İyimserliğin kaderi Avrupa'ya bağlı…

UZMAN GÖRÜŞÜ
UZMAN GÖRÜŞÜ [email protected]

UZMAN GÖRÜŞÜ / Serhan Yenigün / Finansinvest

Piyasalar son dönemde makro veriler, şirket bilançoları, para ve maliye politikaları gibi temel argümanları bir kenara bırakmış, Avrupa'da kredi ve bütçe sıkıntısı içindeki ülkelerin kaderine odaklanıyor. Bu nedenle, iki gün boyunca Avrupa'da gerçekleşen AB Liderler Zirvesi kritik bir önem taşıyor. Zirve'den kolektif bir yardım kararı çıkması, Avrupa'nın kendi içinde kendi kurumları ile mali sıkıntılarını çözebildiğine işaret edecektir. Bu durumda son bir kaç haftadır temkinli bir seyir izleyen riskli varlıkların iyimserlik dozunu artırdığını görebiliriz. Bununla beraber, Avrupa'nın gözetimi altında IMF ile ortak çözüm arayışlarının yürütülmesi de olası seçeneklerden biri. Ancak, bu tercihin çok dikkatlice planlanması ve Avrupa'nın mali kurumlarında "kriz yönetiminde başarısızlık" şeklinde algılanacak bir idari zafiyet algılaması yaratmadan yürütülmesi gerekiyor. Bu durumda Avrupa'nın ekonomik gücüne dair şüpheli ve temkinli yaklaşımlar artsa da genel piyasa atmosferinin normal seyrini sürdürmesini bekleyebiliriz. Kredi sıkıntılarının bir süreliğine raftan kalkması ise, piyasaların yeniden makro veriler, bilançolar, para ve maliye politikaları gibi dinamiklere odaklanmasına neden olacaktır.

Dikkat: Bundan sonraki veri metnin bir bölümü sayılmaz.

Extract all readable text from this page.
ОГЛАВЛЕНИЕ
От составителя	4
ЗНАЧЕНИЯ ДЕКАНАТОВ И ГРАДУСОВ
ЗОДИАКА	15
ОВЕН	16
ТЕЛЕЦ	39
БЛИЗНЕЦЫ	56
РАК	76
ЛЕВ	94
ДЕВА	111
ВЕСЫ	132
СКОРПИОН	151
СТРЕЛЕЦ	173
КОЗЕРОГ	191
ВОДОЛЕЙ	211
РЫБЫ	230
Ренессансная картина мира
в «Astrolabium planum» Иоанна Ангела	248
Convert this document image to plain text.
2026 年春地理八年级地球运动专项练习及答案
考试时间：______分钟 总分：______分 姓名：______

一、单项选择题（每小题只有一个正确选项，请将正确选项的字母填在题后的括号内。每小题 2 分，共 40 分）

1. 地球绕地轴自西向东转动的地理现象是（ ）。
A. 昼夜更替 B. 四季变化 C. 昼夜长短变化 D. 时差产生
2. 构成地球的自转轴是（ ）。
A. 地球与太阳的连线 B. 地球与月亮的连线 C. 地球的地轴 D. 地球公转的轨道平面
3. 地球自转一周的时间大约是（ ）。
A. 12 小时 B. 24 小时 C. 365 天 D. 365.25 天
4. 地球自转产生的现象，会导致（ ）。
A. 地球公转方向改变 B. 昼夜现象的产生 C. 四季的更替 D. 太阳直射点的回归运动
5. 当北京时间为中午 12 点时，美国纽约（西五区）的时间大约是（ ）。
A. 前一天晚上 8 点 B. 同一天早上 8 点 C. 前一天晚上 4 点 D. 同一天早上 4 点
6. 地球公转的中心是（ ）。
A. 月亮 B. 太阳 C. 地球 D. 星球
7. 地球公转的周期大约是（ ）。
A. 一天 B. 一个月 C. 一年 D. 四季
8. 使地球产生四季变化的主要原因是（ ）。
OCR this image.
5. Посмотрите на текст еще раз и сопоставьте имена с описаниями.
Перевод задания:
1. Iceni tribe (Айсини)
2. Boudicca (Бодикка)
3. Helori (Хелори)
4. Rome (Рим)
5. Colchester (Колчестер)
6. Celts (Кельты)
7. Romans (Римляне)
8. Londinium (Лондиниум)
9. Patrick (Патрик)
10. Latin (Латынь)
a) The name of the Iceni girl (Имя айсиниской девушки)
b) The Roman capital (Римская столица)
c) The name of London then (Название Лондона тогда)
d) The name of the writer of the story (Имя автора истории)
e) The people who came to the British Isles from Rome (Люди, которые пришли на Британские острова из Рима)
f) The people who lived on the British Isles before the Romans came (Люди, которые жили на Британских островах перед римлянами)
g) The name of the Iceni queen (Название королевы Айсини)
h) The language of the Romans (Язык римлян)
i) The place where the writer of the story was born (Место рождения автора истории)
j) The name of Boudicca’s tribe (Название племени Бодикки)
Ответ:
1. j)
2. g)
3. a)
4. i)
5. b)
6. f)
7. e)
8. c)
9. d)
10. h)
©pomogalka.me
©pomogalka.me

En karamsar senaryo ise, Avrupa Birliği'nin mali ve ekonomik açıdan güçlü ülkelerinin sorunlu ülkeleri kendi başına bırakması olacaktır. Bu durumda akla gelen ilk seçenek IMF'nin kapısının teslim olmak üzere çalınması olacaktır ki, bu da hem kaynak arayışındaki ülkelere dair belirsizliğin artmasına, hem de Avrupa'nın bu döneme kadar sergilediği sağlam duruşun zedelenmesine neden olur. Piyasalar tarafında ise, hissedilir bir düzeltme dönemine geçişin başlangıcı olarak algılayabiliriz.

Akla ilk gelen bu üç senaryoyu dikkate aldığımızda, ilk ikisinin piyasalar için olumlu, sonuncusunun ise olumsuz bir manzara çizdiği görülüyor. Yatırımcıların bu manzara karşısında temkinli kalması gerektiğini bir kez daha hatırlatıyoruz. Biraz da yurtiçine ve TL cinsi varlıklara baktığımızda, özellikle İMKB'de son dönemde dikkat çeken yükselişin devamının ağırlıklı olarak yurtdışına bağlı olacağını düşünüyoruz. IMF ile anlaşma beklentilerinin ortadan kalktığı, siyasi tansiyonun yüksek seyrinin sürdüğü, seçim, referandum, kapatma davası gibi her biri birer demir leblebi olan gündem başlıklarının devam ettiği bu dönemde, TL ve TL cinsi varlıkların kırılganlığı risk yaratıyor. Yatırımcıların, yurtdışı gelişmeleri yakından izlenmelerini, ancak yurtiçinde de son dönemin en etkin piyasa dinamiklerinin vuku bulduğunu dikkate almalarını öneriyoruz.